The PPC additionally has a undertaking to boost bail cash for girls in jail. Just lately launched girls are paired with an illustrator to create pictures with textual content that specific their visions of themselves, that are then offered as posters, t-shirts, baggage, and so forth. Strandquist mentioned, to date, this system has raised greater than $200,000 for the Philadelphia Group Bail Fund. The fund advocates for an finish to money bail and yearly makes an attempt to get as many Black girls out of jail as potential in time for Mom’s Day.
The PPC has simply began working with a brand new cohort of not too long ago launched girls, who will decide how finest to help others like themselves who’re nonetheless detained.
“There’s a lengthy historical past of artists or politicians or advocates talking for communities,” mentioned Strandquist. “We actually wished to do that work in a manner that we really feel is just not solely extra highly effective and efficient, but in addition equitable.”
The exhibition at Haverford consists of flowcharts figuring out all of the teams and artists the PPC has partnered with to do the work.

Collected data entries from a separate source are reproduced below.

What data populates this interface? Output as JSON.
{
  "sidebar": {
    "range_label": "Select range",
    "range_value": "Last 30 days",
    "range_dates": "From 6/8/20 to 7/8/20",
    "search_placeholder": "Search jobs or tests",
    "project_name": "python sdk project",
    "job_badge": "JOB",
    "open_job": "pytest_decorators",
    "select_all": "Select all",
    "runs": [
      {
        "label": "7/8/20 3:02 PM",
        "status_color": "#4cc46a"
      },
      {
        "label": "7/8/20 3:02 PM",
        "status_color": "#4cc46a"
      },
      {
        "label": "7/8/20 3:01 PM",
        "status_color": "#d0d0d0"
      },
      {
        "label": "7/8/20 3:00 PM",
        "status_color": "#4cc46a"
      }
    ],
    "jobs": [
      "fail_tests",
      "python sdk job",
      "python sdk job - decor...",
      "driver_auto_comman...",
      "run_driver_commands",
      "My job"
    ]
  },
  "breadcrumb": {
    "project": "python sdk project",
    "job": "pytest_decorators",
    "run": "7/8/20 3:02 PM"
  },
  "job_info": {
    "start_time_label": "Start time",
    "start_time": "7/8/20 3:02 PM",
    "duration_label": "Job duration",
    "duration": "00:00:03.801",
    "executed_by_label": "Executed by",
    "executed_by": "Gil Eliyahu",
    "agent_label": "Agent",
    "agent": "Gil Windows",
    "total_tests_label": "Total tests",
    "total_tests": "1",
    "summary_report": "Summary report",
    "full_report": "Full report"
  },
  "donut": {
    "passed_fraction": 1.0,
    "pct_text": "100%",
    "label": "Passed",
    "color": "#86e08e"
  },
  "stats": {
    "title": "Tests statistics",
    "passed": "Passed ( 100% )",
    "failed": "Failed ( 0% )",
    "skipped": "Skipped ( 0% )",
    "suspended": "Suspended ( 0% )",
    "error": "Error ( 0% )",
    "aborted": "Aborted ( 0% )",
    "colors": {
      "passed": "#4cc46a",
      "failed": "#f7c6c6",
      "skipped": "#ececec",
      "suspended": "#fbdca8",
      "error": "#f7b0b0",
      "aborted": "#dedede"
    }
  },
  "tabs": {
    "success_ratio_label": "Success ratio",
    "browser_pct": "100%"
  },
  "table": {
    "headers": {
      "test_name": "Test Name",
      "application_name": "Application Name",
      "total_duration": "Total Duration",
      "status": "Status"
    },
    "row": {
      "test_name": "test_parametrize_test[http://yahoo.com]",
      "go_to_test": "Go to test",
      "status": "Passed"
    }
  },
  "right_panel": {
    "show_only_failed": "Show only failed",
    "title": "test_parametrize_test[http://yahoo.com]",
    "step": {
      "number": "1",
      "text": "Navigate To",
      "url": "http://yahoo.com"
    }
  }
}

Strandquist hopes the exhibition will be seen as a mannequin for a way arts will be successfully built-in into civic and social applications.
“In order that different individuals can see this in different cities and say: ‘In fact you wouldn’t do a undertaking about individuals with out them,’” mentioned Stransquist. “In fact you wouldn’t not convey arts in, as a result of it’s so therapeutic and transformative and opens up prospects.”
Haverford’s Hurford Heart for Arts and Humanities is within the midst of thematic programming for the educational 12 months round problems with prison justice, together with “Let’s Be Free.” As soon as the exhibition closes on April 21, the curatorial work won’t be misplaced. Strandquist plans to repurpose the exhibition supplies as a e book concerning the historical past and methodologies of the Individuals’s Paper Co-op.